Of course, to prove your worth in the car biz, you had to build a racer. In 1909, the company also built the Hudson Express and entered it in a 24-hour marathon. In that time frame, it went 706 grueling miles and beat the second-place car by 55 laps. Hudson Motor Co. was on the way to success.


Advertisement

About 15 years ago, a fellow member of the Hudson Club from North Carolina called Orinda resident Mark Maxson about this particular 1924 Hudson. It had been restored in about 1970 by a retired Greyhound bus driver.

"On a business trip to North Carolina," Maxson said, "I stopped in to see the car, and got it started, but there were things that needed to be repaired. I tried to buy the car, but the owner didn't want to sell it. Three or four years later, she called me back and I bought it for $10,000."
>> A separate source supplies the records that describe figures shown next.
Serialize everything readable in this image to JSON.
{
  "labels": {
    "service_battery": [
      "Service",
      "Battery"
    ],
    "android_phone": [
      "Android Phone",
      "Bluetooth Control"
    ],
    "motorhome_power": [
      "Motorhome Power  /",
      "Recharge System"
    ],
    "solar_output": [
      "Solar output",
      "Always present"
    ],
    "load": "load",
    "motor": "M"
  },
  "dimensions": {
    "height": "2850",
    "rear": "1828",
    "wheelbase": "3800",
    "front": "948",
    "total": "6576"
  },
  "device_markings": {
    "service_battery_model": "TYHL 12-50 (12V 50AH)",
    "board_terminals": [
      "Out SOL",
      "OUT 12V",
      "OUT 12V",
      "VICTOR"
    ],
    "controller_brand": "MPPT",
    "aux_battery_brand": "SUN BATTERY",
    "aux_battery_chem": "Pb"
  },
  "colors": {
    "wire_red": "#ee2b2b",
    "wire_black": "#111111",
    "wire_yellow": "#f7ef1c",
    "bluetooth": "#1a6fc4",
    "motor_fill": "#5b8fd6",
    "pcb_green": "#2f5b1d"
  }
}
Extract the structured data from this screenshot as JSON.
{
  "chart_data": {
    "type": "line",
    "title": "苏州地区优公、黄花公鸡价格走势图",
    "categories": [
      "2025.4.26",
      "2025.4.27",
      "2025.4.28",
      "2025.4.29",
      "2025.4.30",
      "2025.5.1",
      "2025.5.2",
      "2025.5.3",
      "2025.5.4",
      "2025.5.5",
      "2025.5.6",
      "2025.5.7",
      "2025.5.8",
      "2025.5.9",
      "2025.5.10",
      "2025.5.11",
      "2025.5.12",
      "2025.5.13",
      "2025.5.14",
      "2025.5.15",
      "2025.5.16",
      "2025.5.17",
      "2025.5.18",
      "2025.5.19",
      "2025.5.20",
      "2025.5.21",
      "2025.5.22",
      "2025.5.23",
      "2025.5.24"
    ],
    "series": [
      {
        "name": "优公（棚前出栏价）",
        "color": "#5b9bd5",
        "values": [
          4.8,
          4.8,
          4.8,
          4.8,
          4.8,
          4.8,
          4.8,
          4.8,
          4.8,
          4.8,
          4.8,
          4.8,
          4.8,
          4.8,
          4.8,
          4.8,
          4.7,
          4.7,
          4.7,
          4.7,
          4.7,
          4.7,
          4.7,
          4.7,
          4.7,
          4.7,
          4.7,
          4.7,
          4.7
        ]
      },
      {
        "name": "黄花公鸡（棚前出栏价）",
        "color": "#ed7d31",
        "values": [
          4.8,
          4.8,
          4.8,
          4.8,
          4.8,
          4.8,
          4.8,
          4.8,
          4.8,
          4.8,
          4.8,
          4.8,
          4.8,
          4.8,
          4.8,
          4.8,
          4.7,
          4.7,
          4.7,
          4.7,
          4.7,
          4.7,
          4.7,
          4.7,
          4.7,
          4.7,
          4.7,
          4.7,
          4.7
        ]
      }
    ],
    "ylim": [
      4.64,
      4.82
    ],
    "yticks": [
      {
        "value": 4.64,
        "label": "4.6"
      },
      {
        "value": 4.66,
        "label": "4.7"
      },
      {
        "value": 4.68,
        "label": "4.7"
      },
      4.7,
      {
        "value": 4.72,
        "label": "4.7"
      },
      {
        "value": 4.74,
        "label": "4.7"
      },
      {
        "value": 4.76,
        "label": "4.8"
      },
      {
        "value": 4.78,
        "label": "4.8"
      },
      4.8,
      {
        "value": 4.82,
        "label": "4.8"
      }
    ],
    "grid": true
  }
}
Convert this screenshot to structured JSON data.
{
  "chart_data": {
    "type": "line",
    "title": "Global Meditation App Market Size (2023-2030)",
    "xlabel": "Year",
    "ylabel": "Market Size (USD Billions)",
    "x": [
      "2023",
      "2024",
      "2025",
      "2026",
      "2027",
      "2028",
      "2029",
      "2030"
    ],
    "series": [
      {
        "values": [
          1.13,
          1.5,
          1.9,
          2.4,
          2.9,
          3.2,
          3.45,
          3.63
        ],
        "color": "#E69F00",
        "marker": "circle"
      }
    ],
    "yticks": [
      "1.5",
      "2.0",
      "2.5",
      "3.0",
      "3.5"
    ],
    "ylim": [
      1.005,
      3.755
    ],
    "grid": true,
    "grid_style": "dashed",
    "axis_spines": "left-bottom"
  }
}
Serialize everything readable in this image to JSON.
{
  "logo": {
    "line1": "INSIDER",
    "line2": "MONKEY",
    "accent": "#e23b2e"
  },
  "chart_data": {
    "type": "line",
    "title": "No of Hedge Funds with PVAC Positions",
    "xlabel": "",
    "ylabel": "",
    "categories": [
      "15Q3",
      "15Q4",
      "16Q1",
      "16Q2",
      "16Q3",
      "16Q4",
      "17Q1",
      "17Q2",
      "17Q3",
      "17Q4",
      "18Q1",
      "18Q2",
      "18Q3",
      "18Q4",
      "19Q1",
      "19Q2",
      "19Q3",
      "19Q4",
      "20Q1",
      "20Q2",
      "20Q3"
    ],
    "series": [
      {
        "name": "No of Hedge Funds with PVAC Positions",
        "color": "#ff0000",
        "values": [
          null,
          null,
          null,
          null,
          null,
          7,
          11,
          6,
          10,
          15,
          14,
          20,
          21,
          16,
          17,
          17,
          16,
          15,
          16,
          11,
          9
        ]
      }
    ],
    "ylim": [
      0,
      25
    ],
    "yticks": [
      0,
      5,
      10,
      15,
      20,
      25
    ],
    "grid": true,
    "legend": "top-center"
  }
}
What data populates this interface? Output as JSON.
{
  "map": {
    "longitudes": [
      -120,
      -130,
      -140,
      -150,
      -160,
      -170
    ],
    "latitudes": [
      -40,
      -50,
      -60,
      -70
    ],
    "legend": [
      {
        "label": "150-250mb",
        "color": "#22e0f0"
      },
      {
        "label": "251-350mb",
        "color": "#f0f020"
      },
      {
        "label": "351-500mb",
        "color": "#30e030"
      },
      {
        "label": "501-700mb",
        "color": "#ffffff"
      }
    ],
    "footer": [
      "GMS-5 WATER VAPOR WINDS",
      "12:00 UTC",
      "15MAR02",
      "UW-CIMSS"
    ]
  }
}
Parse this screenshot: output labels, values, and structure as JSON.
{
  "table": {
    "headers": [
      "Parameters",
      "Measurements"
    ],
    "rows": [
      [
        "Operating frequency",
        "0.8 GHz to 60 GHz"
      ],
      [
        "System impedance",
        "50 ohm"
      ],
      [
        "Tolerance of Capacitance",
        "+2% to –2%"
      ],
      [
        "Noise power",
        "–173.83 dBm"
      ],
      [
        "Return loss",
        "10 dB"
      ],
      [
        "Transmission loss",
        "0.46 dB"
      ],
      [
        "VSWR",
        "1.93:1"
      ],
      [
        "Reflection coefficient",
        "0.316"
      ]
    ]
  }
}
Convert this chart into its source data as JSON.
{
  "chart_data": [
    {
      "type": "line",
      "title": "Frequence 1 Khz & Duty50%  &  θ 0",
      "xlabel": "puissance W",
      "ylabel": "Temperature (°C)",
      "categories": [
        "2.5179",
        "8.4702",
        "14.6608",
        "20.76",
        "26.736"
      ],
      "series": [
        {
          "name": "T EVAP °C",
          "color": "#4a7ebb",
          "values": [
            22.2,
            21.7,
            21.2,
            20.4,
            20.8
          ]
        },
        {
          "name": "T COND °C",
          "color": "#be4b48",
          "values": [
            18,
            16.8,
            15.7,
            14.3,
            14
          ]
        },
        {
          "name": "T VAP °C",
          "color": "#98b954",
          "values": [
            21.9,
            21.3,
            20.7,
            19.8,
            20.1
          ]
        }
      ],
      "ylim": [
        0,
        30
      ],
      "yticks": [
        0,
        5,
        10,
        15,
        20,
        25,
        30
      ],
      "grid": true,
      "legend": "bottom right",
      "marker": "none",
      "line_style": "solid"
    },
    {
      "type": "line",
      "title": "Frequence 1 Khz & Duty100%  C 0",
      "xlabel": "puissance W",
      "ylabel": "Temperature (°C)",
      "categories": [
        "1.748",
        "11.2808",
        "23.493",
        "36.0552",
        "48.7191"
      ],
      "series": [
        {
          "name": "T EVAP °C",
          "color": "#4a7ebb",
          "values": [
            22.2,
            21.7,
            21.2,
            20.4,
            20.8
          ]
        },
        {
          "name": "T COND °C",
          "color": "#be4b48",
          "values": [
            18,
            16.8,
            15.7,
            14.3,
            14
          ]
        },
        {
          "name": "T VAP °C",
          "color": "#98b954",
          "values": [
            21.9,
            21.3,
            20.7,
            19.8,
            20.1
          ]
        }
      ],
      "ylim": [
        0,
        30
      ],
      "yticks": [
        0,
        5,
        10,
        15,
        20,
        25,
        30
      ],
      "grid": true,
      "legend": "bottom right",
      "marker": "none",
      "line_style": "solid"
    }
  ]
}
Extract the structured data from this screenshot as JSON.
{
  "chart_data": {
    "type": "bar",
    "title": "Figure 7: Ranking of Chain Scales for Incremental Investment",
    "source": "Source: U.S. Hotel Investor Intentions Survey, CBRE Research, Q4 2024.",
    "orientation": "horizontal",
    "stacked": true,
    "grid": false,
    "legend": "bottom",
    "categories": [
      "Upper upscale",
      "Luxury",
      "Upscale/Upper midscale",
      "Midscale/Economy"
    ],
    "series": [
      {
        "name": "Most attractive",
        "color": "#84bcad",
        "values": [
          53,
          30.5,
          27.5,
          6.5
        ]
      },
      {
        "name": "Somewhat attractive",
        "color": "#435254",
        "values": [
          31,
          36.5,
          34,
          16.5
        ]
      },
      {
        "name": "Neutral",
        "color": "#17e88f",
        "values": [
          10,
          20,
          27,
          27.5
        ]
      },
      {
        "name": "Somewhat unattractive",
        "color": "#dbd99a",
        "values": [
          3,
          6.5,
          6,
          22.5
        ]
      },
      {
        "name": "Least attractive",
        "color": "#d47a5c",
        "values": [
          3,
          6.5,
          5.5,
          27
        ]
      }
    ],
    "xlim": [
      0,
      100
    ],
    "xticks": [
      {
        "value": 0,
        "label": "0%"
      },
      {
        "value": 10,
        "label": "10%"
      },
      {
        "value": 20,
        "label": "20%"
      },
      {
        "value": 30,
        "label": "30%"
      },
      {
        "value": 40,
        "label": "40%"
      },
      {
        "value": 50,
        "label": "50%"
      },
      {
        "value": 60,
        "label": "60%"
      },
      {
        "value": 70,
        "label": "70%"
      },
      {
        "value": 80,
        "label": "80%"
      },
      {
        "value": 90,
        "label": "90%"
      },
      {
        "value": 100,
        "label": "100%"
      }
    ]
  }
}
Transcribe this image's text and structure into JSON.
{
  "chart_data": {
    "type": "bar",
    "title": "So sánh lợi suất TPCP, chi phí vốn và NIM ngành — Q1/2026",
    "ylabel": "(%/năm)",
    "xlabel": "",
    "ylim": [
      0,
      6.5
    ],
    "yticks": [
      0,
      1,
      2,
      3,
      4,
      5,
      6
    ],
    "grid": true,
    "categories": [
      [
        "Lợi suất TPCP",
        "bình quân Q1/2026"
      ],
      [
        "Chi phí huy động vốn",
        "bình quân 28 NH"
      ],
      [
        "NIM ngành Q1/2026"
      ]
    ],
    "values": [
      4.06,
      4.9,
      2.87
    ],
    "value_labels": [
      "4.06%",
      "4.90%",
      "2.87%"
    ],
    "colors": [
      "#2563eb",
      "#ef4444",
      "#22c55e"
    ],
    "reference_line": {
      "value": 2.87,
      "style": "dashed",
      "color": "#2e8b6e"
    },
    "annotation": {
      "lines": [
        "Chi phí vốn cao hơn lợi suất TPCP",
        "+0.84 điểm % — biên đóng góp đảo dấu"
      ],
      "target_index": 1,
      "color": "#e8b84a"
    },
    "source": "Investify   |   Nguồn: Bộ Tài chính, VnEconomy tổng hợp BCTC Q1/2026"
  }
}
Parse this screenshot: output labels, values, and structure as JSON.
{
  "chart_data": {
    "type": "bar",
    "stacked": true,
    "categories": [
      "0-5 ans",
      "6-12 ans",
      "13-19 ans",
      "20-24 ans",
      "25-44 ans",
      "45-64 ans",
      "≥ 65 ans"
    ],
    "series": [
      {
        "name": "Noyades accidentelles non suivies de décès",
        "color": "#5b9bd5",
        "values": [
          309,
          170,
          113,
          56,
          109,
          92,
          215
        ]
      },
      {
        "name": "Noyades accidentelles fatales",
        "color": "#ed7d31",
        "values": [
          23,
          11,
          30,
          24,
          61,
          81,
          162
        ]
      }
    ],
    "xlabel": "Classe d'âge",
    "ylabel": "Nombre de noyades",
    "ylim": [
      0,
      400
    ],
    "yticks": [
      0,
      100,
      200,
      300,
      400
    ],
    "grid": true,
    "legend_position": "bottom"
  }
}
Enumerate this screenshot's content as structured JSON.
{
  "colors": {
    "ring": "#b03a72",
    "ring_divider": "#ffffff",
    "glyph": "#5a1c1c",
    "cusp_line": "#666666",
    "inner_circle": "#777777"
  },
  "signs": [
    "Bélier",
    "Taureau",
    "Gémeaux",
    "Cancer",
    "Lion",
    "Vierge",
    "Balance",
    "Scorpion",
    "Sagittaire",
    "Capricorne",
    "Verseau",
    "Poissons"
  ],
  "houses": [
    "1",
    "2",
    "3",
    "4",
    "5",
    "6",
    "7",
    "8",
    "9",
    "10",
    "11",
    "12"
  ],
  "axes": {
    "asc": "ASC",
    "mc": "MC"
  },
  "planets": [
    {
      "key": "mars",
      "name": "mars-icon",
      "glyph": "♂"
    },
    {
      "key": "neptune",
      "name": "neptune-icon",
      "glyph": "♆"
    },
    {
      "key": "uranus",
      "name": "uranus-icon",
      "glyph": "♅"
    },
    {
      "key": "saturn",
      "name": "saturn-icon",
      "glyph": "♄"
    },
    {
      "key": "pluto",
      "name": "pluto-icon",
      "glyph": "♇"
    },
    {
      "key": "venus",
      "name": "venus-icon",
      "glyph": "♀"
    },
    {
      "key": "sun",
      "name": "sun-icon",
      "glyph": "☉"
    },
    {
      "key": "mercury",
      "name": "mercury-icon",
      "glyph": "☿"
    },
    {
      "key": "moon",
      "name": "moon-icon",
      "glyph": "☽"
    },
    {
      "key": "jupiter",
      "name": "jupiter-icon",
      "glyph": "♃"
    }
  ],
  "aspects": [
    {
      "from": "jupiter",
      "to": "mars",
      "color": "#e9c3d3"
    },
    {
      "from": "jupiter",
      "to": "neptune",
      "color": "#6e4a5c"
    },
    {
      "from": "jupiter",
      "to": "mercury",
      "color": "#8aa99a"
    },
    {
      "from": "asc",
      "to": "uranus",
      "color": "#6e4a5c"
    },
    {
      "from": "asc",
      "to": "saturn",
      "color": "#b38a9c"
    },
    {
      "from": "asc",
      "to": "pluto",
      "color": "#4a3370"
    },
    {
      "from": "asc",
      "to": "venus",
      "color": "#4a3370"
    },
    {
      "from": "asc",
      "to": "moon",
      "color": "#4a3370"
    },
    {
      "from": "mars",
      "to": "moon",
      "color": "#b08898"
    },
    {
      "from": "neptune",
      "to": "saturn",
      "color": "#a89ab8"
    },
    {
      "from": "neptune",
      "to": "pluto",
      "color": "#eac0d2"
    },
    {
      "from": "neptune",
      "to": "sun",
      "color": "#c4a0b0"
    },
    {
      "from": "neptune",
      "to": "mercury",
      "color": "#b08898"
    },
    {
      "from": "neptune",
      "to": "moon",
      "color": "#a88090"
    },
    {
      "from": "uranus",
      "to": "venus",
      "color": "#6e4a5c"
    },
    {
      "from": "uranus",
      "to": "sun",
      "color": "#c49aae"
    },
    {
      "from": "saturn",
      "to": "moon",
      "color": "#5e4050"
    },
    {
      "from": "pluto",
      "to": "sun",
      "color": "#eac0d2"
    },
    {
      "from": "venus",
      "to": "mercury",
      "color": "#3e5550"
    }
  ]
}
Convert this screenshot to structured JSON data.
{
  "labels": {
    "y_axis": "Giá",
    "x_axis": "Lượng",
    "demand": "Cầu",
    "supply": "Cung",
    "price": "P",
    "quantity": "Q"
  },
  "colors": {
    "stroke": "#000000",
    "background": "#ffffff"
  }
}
The old Hudson was trucked out to Orinda for about $1,000 and placed in the care of Maxson's friend Bill Nichols. A collector himself, Nichols spent about six months working on the engine and drive train until it purred like the proverbial kitten.

By the time Maxson's 1924 Hudson Super-Six Touring Sedan was built, Hudson Motor Co. was the sixth-largest auto manufacturer in the country, selling 133,950 vehicles in one year. At Hudson's peak in 1929, the company sold 300,000 vehicles. The last Hudson was built in 1957.

"The 288.6 c.i. Super-Six engine was built from 1916 to 1928 with only minor modifications," Maxson said, "and this car sold for about $1,500" ($19,900 in today's dollars).

Some of Hudson's automotive firsts included a dual braking system, a balanced crankshaft, and dashboard oil-pressure and generator warning lights. Another unique feature is an easy-to-read oil gauge under the hood that indicates the oil level in the crankcase.

The Hudson of the 1920s was pretty fast as well as dependable, according to Maxson.

"During Prohibition, a favorite vehicle of rum runners was the Hudson, and typically they would cut the back out so they could better carry their booze," he said.

Hudson was popular with law enforcement, too, including the San Francisco Police Department.

"The color of the car is not period correct," Maxson said. "The cars all came with a dark blue body with black fenders. The retired bus driver painted the car green with black fenders and coincidentally the state of California had license plates the exact same color of green for just that one year, 1924."

The owner was able to acquire legal 1924 license plates for his Hudson.

Maxson had to have the top replaced professionally at a cost of about $3,000, but other than the top, transportation costs, a radiator core, and other minor items, his total investment is about $15,000. "Hudsons today are not worth a lot of money like a Packard or Pierce-Arrow," Maxson said. "This Hudson might be worth $30,000 today, while a Packard or Pierce-Arrow in similar condition might be worth $100,000."

His Hudson is a seven-passenger vehicle that includes two jump seats between the front and rear seats.

"The car has sort of been adopted by the city of Orinda," Maxson said. "I've driven the City Council in the Fourth of July parade for 10 years, and the mayor has expressed interest in being driven through the new Caldecott Tunnel when completed and across the new span of the Bay Bridge in my Hudson."

At one time, Maxson owned five different 1924 Hudson models. However, it seems, in some households there's a balance between keeping a wife happy and the number of 1924 Hudson vehicles one can own at the same time. At the Maxson house, that number apparently is now one.